Expedition 44 commander Gennady Padalka and flight engineer Mikhail Kornienko of the Russian space agency Roscosmos will don their spacesuits and exit the International Space Station's Pirs airlock on Monday (Aug. 10) at 9:14 a.m. CDT (1414 GMT). Their objectives are to rig new equipment on the Russian segment of the station and conduct a detailed photographic inspection of the exterior of the orbiting outpost.
Padalka and Kornienko will install devices called gap spanners on the hull of the station. These devices will facilitate the movement of crew members on future spacewalks.
They also will clean residue off of the windows of the Zvezda Service Module, install fasteners on communications antennas, replace an aging antenna used for the rendezvous and docking of visiting vehicles at Russian docking ports, and photograph a variety of locations and hardware on Zvezda and nearby modules.
The pair also will retrieve an experiment first deployed in 2013, the Obstanovka experiment, which studies the interaction between the space station and the space plasma environment in low-Earth orbit, as it can affect power supply systems and other external surfaces.

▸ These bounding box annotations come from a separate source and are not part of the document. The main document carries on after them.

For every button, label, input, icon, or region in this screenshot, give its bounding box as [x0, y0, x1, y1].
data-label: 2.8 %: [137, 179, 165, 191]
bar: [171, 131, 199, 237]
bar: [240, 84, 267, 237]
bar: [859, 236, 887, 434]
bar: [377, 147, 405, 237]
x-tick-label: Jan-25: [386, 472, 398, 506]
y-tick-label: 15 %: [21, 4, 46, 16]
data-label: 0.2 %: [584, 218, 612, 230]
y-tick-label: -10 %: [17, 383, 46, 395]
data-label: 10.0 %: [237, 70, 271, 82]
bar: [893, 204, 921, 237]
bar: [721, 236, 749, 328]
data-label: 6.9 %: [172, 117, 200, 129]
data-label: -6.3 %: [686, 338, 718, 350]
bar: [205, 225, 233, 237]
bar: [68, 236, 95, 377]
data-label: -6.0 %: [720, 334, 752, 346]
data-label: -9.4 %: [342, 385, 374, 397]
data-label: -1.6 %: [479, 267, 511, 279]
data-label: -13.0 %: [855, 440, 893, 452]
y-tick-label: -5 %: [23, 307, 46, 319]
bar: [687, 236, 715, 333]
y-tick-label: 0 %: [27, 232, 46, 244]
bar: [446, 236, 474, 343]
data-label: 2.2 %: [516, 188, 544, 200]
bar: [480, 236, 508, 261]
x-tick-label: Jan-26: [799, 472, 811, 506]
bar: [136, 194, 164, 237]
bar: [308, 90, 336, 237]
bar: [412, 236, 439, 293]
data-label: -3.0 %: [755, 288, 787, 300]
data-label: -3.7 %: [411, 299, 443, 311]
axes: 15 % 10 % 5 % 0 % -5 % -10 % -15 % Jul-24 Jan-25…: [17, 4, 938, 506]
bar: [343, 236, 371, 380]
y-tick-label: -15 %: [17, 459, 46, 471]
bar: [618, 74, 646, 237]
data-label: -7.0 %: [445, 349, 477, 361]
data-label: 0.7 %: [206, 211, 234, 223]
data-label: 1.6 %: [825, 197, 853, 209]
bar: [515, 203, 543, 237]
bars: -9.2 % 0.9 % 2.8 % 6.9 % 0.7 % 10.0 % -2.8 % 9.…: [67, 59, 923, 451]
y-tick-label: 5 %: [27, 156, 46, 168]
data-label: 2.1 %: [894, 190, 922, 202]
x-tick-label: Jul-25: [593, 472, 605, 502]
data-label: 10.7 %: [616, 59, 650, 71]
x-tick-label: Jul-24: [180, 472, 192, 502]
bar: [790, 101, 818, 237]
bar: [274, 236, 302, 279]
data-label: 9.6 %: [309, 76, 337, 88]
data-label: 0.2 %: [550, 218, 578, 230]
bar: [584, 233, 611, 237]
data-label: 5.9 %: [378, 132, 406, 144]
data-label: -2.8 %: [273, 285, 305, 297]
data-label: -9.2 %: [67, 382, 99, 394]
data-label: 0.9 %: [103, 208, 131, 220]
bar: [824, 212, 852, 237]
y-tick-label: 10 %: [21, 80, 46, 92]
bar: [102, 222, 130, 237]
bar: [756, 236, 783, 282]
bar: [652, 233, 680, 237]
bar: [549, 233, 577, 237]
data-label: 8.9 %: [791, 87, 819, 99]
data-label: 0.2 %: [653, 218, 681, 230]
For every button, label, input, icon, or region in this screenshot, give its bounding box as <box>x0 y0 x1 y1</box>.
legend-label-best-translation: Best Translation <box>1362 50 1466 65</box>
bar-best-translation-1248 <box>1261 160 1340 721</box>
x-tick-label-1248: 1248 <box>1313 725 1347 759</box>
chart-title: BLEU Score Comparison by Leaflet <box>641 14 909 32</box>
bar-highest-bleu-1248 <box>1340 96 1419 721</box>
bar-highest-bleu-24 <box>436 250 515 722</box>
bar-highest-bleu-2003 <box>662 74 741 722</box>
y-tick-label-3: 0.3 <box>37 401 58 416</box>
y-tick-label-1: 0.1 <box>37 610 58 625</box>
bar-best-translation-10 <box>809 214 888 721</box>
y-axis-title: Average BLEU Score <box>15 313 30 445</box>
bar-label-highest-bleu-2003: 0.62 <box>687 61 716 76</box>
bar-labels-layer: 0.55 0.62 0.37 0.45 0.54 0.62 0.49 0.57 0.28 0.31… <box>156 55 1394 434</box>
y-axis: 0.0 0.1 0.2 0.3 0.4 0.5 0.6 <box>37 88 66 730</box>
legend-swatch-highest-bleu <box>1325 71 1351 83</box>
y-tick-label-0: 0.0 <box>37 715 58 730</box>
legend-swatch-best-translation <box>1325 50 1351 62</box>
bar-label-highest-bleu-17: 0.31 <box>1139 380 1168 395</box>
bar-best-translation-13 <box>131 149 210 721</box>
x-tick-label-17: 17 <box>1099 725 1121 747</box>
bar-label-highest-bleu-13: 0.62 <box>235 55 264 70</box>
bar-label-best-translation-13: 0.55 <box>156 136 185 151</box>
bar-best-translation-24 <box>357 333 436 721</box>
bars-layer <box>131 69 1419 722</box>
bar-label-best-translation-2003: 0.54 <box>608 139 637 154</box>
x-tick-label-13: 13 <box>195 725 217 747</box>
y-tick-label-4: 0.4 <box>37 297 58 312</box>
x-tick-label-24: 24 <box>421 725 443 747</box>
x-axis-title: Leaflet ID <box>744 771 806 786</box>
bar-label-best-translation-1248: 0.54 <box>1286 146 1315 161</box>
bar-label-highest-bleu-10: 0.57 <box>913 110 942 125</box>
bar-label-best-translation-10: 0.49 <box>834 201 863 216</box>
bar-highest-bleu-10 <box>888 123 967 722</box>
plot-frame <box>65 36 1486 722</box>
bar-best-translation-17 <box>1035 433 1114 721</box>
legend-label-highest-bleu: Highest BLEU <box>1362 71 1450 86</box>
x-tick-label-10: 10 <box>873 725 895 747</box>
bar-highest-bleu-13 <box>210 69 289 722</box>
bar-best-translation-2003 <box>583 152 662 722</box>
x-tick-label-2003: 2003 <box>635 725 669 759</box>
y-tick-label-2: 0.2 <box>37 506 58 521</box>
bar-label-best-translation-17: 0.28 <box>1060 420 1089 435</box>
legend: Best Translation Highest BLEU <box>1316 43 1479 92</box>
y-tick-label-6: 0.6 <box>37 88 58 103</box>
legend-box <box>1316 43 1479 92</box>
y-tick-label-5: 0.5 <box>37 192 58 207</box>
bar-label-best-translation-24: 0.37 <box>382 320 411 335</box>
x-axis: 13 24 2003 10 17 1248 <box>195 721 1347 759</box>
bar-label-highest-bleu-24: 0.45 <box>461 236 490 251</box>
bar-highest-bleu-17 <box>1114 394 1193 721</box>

The spacewalk will be the 188th in support of space station assembly and maintenance, and the tenth spacewalk for Padalka, who has spent more time in space than any other human. It will be the second spacewalk for Kornienko, who is in the fifth month of a one-year mission on the complex.
Padalka will be designated extravehicular crew member 1 (EV1) and Kornienko will be extravehicular crew member 2 (EV2). Both will wear Russian Orlan spacesuits bearing blue stripes.